On 06/27/2012 05:05 PM, Mike Stump wrote:
> On Jun 27, 2012, at 3:36 PM, Janis Johnson wrote:
>> These scans from gcc.dg/vect/vect-50.c, and others similar to them in
>> other vect tests, hurt my brain:
>>
>> /* { dg-final { scan-tree-dump-times "Vectorizing an unaligned access" 2
>> "vect" { xfail { vect_no_align } } } } */
>> /* { dg-final { scan-tree-dump-times "Vectorizing an unaligned access" 2
>> "vect" { target vect_hw_misalign } } } */
>>
>> Both of these PASS for i686-pc-linux-gnu, causing duplicate lines in the
>> gcc test summary. I'm pretty sure the following accomplishes the same
>> goal:
>>
>> /* { dg-final { scan-tree-dump-times "Vectorizing an unaligned access" 2
>> "vect" { xfail { vect_no_align && { ! vect_hw_misalign } } } } } */
>
> I don't think so? The first sets the xfail status for the testcase. If you
> change the condition, you can't the xfail state for some targets, which would
> be wrong (without a vec person chiming in).
The two checks are run separately. The first one runs everywhere and
is expected to fail for vect_no_align. The second is only run for
vect_hw_misalign. Targets for which vect_no_align is false and
vect_hw_misliang is true get two PASS reports.
> I'd like to think you can compose the two with some spelling... I just don't
> think this one is it.?
No, there is no way to combine "target" and "xfail", although since we
intercept them we could presumably come up with a way to do that, with
syntax and semantics we design.
> I grepped around and found:
>
> /* { dg-message "does break strict-aliasing" "" { target { *-*-* && lp64 }
> xfail *-*-* } 8 } */
>
> which might have the right way to spell it, though, I always test to ensure
> the construct does what I want.
Nope. That should be flagged as an error by dg-message but it's
passed through GCC's process-message which ignore errors (a bug)

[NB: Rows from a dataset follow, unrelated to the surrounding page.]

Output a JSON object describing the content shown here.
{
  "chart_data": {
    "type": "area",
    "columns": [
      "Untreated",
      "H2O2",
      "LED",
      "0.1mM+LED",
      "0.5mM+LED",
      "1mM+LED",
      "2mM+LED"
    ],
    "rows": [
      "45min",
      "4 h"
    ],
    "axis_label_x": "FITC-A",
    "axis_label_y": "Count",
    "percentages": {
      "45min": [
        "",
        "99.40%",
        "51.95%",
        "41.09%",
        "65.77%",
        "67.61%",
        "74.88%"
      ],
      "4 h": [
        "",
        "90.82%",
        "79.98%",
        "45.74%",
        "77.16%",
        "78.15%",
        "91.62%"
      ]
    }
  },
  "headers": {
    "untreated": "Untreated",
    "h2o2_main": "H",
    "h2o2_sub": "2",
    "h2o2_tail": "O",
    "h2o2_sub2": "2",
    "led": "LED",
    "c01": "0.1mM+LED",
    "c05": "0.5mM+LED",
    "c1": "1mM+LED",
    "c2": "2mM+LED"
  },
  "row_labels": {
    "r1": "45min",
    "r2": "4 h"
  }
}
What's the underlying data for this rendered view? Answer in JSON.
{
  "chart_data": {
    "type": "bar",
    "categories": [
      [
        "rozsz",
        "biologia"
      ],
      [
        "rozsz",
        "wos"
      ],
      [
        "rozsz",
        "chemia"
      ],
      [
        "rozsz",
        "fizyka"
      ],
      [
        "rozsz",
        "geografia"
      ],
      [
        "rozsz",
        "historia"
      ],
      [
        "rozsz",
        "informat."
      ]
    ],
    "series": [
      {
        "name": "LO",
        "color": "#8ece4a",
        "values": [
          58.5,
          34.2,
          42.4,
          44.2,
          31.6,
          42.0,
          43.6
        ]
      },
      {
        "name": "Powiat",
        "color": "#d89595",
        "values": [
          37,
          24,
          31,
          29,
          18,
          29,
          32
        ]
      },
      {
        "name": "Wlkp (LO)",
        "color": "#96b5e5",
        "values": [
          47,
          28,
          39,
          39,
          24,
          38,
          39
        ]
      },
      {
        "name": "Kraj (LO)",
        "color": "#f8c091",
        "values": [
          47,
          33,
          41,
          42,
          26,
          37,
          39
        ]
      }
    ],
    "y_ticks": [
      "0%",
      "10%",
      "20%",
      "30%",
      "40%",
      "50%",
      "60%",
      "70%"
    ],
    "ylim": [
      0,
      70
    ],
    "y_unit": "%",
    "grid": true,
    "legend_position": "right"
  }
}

and simply ignores the directive. I'm currently trying a fix to
not ignore errors from dg-error/dg-warning/dg-message and will then
fix up the broken tests.
>> That is, run the check everywhere
>
> We don't want to run the test on other than vect_hw_misalign targets, right?
>
I don't know, but right now it's run everywhere at least once.